La problématique des mototaxis -wewa- n’a pas été oubliée par le gouverneur qui promeut un dialogue permanent avec les responsables des associations de conducteurs des motos et l’identification de tous les wewas. Dans un avenir proche, ces motards seront dotés d’un badge obligatoire. Certains auront une autorisation de circulation limitée à des communes bien déterminées. La capitale va également entrer dans une ère de diversification de moyens de transports avec la finalisation voulue par Bumba du projet MetroKin pour un transport de masse par tramway moderne. Le transport fluvial va également être promu, en plus du retour d’une société kinoise de transport.
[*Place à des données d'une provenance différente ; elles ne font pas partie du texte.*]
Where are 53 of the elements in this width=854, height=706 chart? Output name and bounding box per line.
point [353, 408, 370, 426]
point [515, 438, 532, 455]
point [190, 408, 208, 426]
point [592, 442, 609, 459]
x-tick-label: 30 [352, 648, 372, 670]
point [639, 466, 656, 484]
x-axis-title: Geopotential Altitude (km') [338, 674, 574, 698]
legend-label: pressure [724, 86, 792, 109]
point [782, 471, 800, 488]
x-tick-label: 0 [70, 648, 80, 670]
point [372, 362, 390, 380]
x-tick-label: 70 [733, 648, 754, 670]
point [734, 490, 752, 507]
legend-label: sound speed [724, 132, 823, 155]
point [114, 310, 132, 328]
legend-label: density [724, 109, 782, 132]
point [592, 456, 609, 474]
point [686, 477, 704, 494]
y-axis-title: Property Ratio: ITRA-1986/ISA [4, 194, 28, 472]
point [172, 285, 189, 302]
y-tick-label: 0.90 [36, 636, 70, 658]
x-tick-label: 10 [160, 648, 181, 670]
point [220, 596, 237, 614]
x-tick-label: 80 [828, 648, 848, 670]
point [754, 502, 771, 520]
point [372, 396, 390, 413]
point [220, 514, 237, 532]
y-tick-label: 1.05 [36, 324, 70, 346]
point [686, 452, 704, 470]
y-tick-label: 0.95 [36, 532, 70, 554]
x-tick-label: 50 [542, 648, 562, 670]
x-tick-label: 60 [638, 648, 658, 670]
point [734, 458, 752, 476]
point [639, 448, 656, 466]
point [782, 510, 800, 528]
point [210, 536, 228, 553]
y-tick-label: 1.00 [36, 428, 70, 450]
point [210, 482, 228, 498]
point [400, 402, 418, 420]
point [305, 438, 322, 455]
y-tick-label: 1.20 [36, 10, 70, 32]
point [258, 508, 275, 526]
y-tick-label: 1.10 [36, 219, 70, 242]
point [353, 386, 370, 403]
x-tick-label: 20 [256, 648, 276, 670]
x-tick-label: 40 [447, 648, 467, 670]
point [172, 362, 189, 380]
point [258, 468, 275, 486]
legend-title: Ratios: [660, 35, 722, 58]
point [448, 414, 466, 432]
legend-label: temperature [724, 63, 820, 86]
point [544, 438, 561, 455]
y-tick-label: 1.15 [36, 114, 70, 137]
Pour l’entrée des véhicules poids lourds, la ville de Kinshasa projette de transformer le poste de péage de Kasangulu en un port sec. Il est également prévu l’aménagement de gares routières ainsi que des arrêts de bus et aires de stationnement pour les véhicules et motos et la construction des parkings payants. Cependant, explique le gouverneur, «les aspects institutionnels et informationnels de la stratégie d’amélioration de la mobilité vont se concentrer sur les campagnes d’éducation civique des usagers en matière de mobilité et sur la création d’une structure propre à la ville, dédiée à la prévention et circulation routières», comme pour insister sur son attachement à la restauration du Kinois.
Dans cette ville de Kinshasa new-look rêvée par Bumba, les chauffeurs devront passer le test du permis et être recyclés, les véhicules en mauvais état seront interdits de circulation.